There are some simple jobs, like clearing up leaves on lawns and paths, or a gentle mow of the grass (if the weather has been dry) that make everything look tidier. Weeds may still grow in mild weather, so whip them out if the ground is firm enough to stand on without compressing it. Mulching weed-free beds with organic matter will encourage earthworms, and they can improve the soil structure while you stay warm indoors. Again this is a job that makes everything look better, but don’t mulch on frozen ground, as you’ll only seal in the cold.
The first Hellebores will start to bloom, so trim off dead or damaged foliage in January to showcase the flowers.
Also looking good at this time of year are some Viburnums, the fragrant Sarcococca (Christmas Box), and the vibrant stems of Cornus.

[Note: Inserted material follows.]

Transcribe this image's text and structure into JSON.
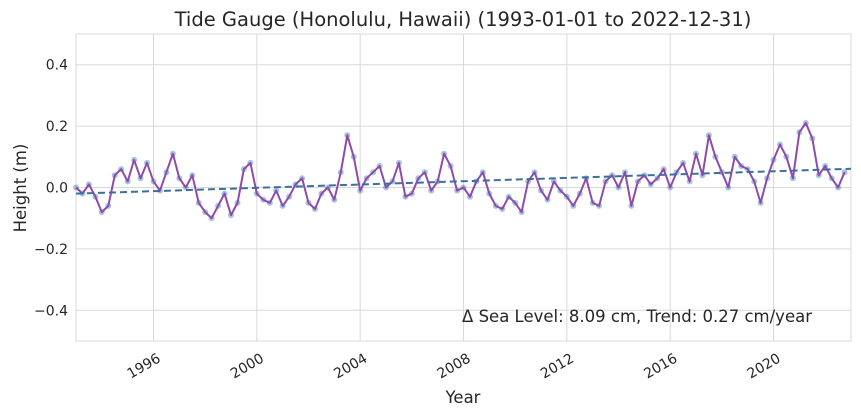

If it is mild, Prunus x subhirtella Autumnalis will be pretty in pink.
A highlight for us is collecting vegetables for the Christmas table. Parsnips, carrots, brassicas, leeks and spinach are all options at this time of year.
Remember you can still bring some of your garden indoors to add to your traditional festive decorations of holly, mistletoe and fir.
Deep winter is the time that a lot of us make a point of feeding the birds, if you do, don’t forget to put out some fresh water as well, especially if the weather turns freezing, as water is harder to come by for the feathered visitors to your garden. Don’t stop feeding suddenly as the weather warms up as birds become habituated to feeding and will use up precious energy travelling to a well-known feeding spot for no reward.
Also on the wildlife front, don’t tidy too much too soon. Leaving seed heads can provide winter interest for you and food for wildlife and debris provide sheltering and hibernating spots. There is a trade-off to be made as leaving places for wildlife will support both pests and beneficial creatures, but the general consensus at the moment is that you’ll get more benefit than harm if some places are left a bit wilder over the winter.